Sales Keliling di Rumah Mewah.

Setiap pagi, Andika memulai rutinitasnya dengan langkah gontai. Tumpukan barang elektronik yang berat di dalam tas ranselnya terasa seperti beban hidup yang tak pernah habis. Menjadi seorang sales keliling dari rumah ke rumah bukanlah pekerjaan impiannya, apalagi di bawah teriknya matahari dan di tengah tatapan sinis orang-orang. Hatinya seringkali dipenuhi kegalauan, lelah fisik dan batin, namun ia tak punya pilihan lain.

Satu-satunya motivasi yang membuatnya bertahan adalah ibunya yang terbaring sakit. Biaya berobat yang tak sedikit memaksa Andika untuk terus berjuang, mengetuk setiap pintu dan menelan setiap penolakan dengan sabar. Ia harus menghasilkan uang, seberapa pun kecilnya. Ia tak punya keahlian lain. Dalam keputusasaan, ia berharap ada sebuah keajaiban yang bisa mengubah nasibnya.
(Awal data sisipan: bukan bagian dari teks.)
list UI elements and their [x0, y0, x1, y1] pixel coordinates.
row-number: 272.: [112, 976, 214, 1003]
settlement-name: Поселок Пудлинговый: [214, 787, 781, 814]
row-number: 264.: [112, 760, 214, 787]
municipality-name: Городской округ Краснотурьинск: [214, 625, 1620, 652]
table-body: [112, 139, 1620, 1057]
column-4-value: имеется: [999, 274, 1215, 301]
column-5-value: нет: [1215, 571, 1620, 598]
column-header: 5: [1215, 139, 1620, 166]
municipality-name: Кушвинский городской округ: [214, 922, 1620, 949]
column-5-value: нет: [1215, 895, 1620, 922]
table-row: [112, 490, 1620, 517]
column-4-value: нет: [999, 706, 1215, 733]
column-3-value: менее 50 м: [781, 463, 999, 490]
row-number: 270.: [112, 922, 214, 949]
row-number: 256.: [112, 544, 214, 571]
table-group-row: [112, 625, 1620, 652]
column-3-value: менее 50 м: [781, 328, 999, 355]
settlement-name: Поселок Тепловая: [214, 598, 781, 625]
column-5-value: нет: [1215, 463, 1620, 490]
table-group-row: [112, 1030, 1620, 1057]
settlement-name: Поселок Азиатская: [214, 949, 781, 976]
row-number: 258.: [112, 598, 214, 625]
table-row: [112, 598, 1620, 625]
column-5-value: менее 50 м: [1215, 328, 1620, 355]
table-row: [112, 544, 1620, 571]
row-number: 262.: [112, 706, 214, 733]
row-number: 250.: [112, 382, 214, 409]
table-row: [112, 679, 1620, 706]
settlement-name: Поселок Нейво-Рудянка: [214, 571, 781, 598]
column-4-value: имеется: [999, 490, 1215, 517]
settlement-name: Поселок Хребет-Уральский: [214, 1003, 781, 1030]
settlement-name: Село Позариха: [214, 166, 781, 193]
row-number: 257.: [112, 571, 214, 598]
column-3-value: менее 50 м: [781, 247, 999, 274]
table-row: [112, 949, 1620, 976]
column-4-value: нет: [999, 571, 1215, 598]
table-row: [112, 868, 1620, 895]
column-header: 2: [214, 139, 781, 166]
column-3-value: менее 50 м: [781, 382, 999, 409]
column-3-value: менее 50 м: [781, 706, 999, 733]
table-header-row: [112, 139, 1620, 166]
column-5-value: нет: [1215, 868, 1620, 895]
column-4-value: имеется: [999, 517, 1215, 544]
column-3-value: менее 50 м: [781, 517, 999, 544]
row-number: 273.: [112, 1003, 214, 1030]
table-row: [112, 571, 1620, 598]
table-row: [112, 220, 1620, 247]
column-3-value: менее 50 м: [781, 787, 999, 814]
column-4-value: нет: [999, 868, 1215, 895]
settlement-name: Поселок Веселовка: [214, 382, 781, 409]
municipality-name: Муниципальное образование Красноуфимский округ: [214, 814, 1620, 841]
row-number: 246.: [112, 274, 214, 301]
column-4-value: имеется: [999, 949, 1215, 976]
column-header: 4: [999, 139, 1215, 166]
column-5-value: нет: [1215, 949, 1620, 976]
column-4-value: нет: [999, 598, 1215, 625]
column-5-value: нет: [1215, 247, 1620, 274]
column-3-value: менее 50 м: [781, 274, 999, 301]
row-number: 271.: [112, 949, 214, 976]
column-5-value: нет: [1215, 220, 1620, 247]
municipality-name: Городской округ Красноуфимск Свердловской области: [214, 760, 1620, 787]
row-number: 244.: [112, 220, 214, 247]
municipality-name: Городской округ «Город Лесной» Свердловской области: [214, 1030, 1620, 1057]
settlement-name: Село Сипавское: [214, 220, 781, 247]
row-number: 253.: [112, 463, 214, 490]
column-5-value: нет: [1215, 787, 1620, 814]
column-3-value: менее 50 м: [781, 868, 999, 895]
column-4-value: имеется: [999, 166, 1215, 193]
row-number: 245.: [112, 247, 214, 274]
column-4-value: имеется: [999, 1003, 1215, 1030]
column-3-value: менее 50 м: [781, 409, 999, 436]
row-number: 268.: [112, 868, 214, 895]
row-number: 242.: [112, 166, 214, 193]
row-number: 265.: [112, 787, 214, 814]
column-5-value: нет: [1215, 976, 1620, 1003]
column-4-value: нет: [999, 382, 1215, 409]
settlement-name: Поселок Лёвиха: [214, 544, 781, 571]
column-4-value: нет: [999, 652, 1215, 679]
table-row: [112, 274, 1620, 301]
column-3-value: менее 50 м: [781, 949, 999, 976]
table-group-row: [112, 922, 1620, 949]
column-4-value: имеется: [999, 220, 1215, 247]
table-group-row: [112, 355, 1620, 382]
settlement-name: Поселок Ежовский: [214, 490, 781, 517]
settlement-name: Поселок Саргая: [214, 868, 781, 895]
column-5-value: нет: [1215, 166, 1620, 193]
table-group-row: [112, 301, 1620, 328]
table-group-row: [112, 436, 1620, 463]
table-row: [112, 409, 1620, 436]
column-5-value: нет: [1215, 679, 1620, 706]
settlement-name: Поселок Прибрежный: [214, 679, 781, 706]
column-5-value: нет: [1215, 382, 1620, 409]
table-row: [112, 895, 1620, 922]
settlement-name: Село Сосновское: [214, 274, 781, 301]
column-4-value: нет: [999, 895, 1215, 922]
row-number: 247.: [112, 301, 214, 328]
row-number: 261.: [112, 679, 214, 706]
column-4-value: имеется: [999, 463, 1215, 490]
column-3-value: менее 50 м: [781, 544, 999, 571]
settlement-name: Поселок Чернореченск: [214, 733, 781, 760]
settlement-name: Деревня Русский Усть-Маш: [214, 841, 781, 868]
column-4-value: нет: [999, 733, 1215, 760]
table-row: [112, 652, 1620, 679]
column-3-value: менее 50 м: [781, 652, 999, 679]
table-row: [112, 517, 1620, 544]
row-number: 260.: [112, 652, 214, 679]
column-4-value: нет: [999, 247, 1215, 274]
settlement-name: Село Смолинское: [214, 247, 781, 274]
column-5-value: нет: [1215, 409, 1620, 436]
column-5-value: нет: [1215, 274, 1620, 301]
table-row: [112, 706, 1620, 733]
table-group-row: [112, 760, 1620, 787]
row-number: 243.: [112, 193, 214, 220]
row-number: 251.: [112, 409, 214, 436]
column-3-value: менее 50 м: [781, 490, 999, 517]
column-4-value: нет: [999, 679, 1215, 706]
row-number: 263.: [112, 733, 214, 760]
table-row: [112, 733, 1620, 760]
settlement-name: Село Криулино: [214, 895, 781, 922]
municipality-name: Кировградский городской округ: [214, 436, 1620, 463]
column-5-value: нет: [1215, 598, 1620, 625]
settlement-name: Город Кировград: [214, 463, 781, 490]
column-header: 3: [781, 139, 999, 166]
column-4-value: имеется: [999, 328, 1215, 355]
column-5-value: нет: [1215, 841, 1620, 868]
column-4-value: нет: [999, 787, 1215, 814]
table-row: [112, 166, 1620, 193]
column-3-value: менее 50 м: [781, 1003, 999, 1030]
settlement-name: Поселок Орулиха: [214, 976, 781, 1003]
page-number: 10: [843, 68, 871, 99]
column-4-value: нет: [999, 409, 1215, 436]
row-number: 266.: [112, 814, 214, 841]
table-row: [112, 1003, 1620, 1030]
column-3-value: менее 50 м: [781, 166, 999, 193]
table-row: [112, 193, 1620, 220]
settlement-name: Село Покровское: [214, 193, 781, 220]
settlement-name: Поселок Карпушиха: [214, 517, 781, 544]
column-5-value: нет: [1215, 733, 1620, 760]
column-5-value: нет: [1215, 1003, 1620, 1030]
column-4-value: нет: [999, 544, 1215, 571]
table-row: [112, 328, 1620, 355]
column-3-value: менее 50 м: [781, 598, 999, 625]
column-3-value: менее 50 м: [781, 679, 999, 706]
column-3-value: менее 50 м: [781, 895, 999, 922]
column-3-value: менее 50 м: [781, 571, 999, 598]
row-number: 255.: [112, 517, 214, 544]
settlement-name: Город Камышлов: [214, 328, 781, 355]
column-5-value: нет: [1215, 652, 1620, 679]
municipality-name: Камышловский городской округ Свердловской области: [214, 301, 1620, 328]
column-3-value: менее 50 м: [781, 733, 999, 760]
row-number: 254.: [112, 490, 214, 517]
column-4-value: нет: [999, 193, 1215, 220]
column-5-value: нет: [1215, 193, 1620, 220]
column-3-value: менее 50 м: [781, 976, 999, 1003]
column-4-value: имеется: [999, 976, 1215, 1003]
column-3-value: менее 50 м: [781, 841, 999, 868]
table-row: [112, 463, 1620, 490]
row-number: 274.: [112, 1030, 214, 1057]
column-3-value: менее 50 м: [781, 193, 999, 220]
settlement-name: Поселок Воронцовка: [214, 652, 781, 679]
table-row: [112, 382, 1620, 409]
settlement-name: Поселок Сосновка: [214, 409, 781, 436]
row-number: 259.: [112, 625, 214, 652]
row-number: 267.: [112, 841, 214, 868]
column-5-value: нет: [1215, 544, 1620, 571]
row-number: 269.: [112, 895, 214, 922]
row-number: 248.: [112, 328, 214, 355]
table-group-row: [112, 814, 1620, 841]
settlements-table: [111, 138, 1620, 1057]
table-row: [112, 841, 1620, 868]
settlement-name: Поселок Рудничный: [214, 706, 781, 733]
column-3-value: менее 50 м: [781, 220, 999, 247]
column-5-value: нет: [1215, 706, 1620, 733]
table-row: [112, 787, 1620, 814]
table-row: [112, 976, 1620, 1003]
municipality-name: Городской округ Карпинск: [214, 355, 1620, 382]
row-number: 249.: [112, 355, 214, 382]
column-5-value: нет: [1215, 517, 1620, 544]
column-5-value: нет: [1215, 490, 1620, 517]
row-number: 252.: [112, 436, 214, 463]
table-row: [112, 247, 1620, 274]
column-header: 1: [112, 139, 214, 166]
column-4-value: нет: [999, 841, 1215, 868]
Ia tak menyangka, keajaiban itu datang dalam bentuk sebuah rumah mewah, dan membawa serta misteri yang jauh lebih mengerikan dari kesulitan hidupnya.

Pagi itu, nasib Andika terasa sangat buruk. Setelah seharian berkeliling di perumahan kelas menengah yang padat penduduk, tak ada satu pun barang elektronik yang berhasil ia jual. Dari kipas angin mini portabel hingga power bank canggih, semuanya ia tawarkan dengan ramah, namun jawaban yang ia terima selalu sama dan dingin: "Tidak, terima kasih." Pintu-pintu tertutup, tatapan sinis mengiringi langkahnya, dan semangatnya perlahan terkikis.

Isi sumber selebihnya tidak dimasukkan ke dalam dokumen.